The purpose of collecting and analyzing data is of course to use it, but before data can be used, it is necessary to interpret the data and draw conclusions based on the study conducted. Many things influence how data is interpreted and by extension, how changes made based on the data is, or isn’t, implemented.
Bias is one of the ways in which data might be influenced in a way that can change its interpretation. Bias occurs when the results of a study are in some way distorted based on a variable that isn’t accounted for in the tests. Often, bias comes from the ones conducting the tests, and thus, the results can reflect the personal beliefs of the ones performing a test. For example, an evaluator may ignore certain problems that they themselves deem unimportant, or unknowingly influence an interviewee to respond in a certain way based on the phrasing of questions or the tone of voice in which the questions are delivered. In that way, Bias can not only effect how one interprets data, but can also effect what data is gathered in the first place.
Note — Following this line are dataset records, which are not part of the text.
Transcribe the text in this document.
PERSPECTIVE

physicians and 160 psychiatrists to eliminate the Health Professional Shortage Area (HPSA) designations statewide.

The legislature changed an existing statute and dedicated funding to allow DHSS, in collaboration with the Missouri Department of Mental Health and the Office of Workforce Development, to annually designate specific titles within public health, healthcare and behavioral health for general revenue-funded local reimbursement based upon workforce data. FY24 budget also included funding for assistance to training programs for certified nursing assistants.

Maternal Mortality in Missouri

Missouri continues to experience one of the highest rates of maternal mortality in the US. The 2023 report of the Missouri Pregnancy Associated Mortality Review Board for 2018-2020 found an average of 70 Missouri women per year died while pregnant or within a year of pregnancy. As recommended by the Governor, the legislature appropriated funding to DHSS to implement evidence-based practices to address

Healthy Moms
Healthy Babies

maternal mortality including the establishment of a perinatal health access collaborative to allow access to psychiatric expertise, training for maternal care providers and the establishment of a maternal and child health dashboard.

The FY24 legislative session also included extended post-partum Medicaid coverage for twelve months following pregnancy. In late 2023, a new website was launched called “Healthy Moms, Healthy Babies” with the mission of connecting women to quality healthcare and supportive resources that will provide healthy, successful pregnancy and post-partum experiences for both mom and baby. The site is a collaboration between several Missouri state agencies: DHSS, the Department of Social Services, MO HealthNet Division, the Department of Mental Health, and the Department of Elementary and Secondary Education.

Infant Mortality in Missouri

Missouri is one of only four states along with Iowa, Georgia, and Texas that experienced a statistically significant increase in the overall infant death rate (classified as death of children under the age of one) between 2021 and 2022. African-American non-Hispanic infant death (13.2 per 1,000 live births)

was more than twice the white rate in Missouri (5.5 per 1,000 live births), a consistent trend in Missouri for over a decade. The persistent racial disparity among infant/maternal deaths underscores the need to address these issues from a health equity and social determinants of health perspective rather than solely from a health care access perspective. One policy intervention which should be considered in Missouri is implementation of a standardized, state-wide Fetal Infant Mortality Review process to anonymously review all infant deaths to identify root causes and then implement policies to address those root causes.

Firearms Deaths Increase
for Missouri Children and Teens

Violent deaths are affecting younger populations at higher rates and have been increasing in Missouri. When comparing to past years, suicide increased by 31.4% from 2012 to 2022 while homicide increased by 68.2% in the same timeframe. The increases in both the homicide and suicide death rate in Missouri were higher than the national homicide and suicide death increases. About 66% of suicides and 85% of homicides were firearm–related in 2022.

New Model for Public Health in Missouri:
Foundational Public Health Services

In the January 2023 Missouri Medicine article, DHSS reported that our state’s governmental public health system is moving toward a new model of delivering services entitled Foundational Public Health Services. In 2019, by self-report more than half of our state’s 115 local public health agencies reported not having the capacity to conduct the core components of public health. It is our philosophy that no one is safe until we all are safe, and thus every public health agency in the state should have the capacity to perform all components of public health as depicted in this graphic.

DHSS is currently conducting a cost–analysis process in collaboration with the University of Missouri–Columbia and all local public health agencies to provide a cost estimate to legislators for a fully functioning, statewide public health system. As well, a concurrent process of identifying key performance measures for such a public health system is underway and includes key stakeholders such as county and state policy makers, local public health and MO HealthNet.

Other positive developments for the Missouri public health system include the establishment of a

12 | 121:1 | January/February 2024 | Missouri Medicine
There are, of course, other influences on how data is gathered and interpreted, but I believe bias is one of the biggest and most harmful influences. Eliminating bias in studies is essential to ensuring the integrity of the data one collects, and ensuring that the data decisions are based on is as accurate as possible, so that changes made to the product are effective and and will improve the functionality and usability of the product for all intended users, rather than missing changes the product might need, or including things that make the product harder to use for a portion of users.
References
Preece, Rogers, & Sharp, (2015). Interaction Design: Beyond Human Computer Interaction. West Sussex, United Kingdom: John Wiley & Sons, Ltd.